Compared with homology modeling and de novo modeling, the DL-based method is a data-driving approach and is the latest emerging one. Due to the great success of DL in other fields, the DL-based protein prediction approach is expected to have a better performance. Indeed, the DL-based method lived up to people’s expectation and won the champion of CASP1351 and 14.2 Particularly, AF2 in CASP14 could predict the structures of proteins with atomic-level accuracy. Figure 1a summarizes the trend of performance denoted as the backbone accuracy for the best models obtained in each CASP.52 Here the backbone accuracy is measured by the Global Distance Test (GDT_TS)53 value, which is a multi-scale metric to indicate the proximity of the Cα atoms in a model to those in the corresponding structure determined by experiments. The GDT_TS values were calculated respectively according to proteins with different target difficulties: “easy”, “medium”, and “difficult”; an “easy” target implies a protein whose structure is easy to be predicted, for example, a well-folded protein with no loop and structures of its highly homologous proteins being available, while a “difficult” target implies a protein whose structure is difficult to be predicted, for example, a protein with some un-folded domains or many loops, and structures of its homologous proteins being not available. As shown in Fig. 1a, the “easy” proteins can be predicted accurately in CASP1 - CASP14 with GDT_TS values around or larger than 80%. However, for the “medium” and “difficult” proteins, the prediction accuracies were significantly improved only in CASP13 and CASP14. Especially, the GDT_TS values for the “medium” and “difficult” proteins have reached more than 85% in CASP14, largely due to the contribution of AF2; Fig. 1b shows a comparison of the GDT_TS values with or without AF2 prediction included in CASP14. We will elaborate the principle and architecture of AF2 as well as the secret of AF2’ success in the next section.
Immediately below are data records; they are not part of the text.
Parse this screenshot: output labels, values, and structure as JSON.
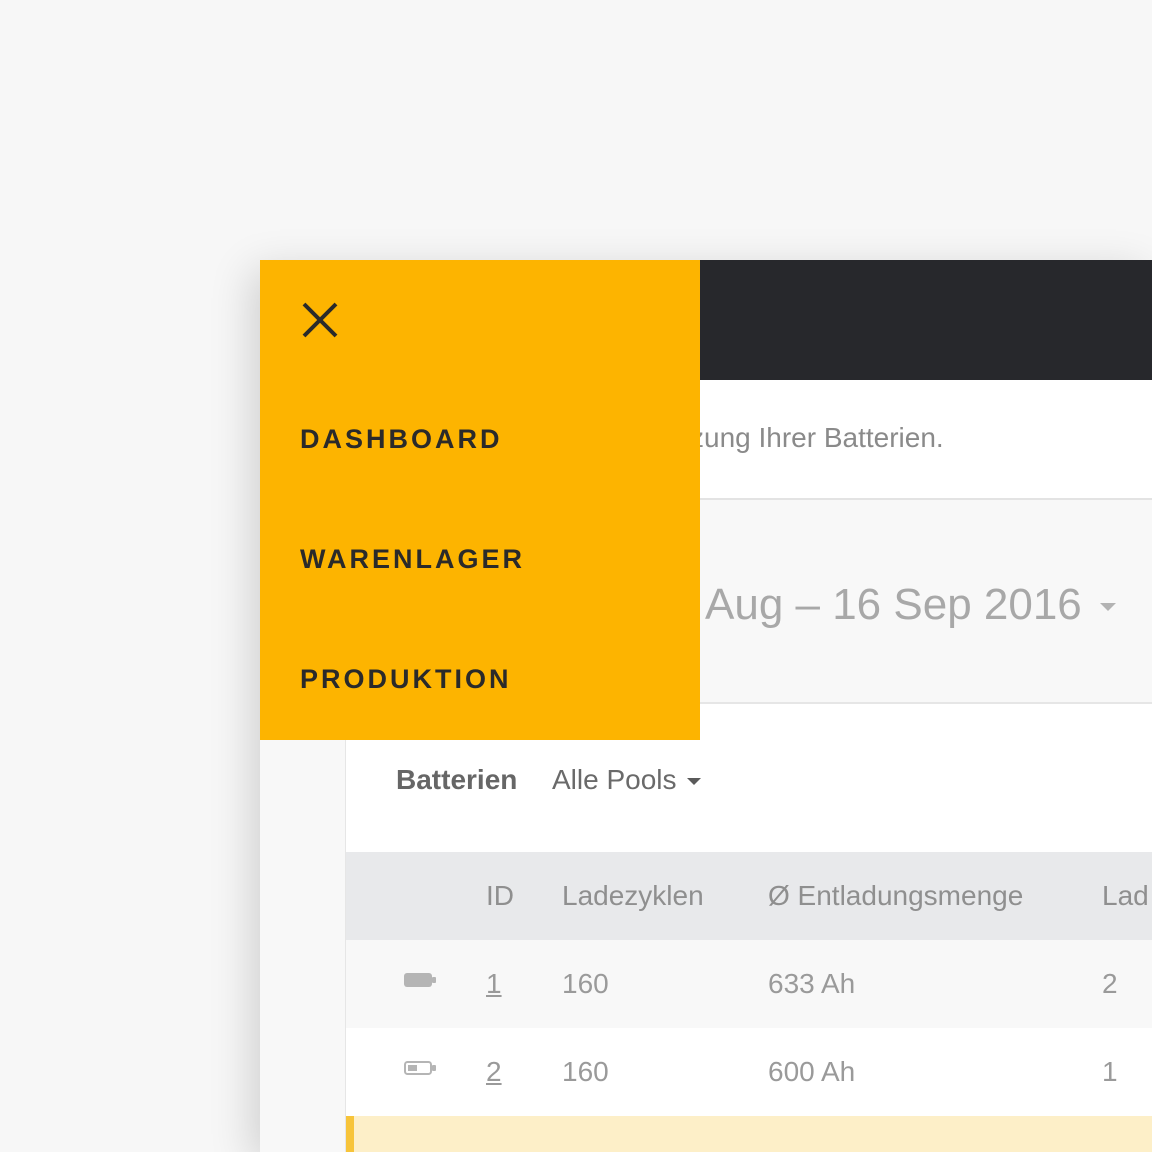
{
  "menu": {
    "close_icon": "close-icon",
    "items": [
      {
        "label": "DASHBOARD"
      },
      {
        "label": "WARENLAGER"
      },
      {
        "label": "PRODUKTION"
      }
    ]
  },
  "intro": {
    "text": "zung Ihrer Batterien."
  },
  "period": {
    "text": "Aug – 16 Sep 2016"
  },
  "card": {
    "title": "Batterien",
    "pool_select": "Alle Pools"
  },
  "table": {
    "columns": [
      "ID",
      "Ladezyklen",
      "Ø Entladungsmenge",
      "Lad"
    ],
    "rows": [
      {
        "status_icon": "battery-full-icon",
        "id": "1",
        "ladezyklen": "160",
        "entladung": "633 Ah",
        "lad": "2"
      },
      {
        "status_icon": "battery-low-icon",
        "id": "2",
        "ladezyklen": "160",
        "entladung": "600 Ah",
        "lad": "1"
      }
    ]
  },
  "colors": {
    "menu_bg": "#fdb400",
    "topbar_bg": "#27282c",
    "highlight_row_bg": "#fdefc8",
    "highlight_row_accent": "#f7c43a"
  }
}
Principle and architecture of AF2 and secrets of AF2’ success
AF2 is the most advanced protein structure prediction method of DeepMind. Its principle is based on the state-of-the-art DL algorithms as well as the conservation of protein structures in evolution. It uses a new end-to-end deep neural network which is trained to generate protein structures from amino acid sequences, by utilizing information of homologous proteins and multiple sequence alignments.
In AF2, some new DL algorithms developed recently are used, of which attention mechanism-based transformer38 plays a critical role in improving AF2’s performance. Transformer is a newly emerging deep neural network, which applies the self-attention mechanism to obtain intrinsic features and displays great potential of broad applications in AI. Transformer38 was first applied in the area of natural language processing (NLP). It is composed of an encoder module and a decoder module with several transformer blocks of the same architecture. Each transformer block is composed of a multi-head attention layer, a feed-forward neural network, shortcut connection and layer normalization.
The conservation of protein structure in evolution is the biological principle behind AF2. A protein is often conservative in evolution, and the evolution is mostly neutral, which means that most of the mutations don’t affect the protein function. More importantly, protein structure is more conservative than its amino acid sequence. Typically, for example, for a sequence that change by 80% between distant species, the 3D structure may remain almost the same. Conservation of a position in alignment usually implies its importance for protein folding or function. Co-evolution of two amino acid residues of a protein often implies interaction between those amino acids. This information has been used as the basis for 3D structure prediction in AF2.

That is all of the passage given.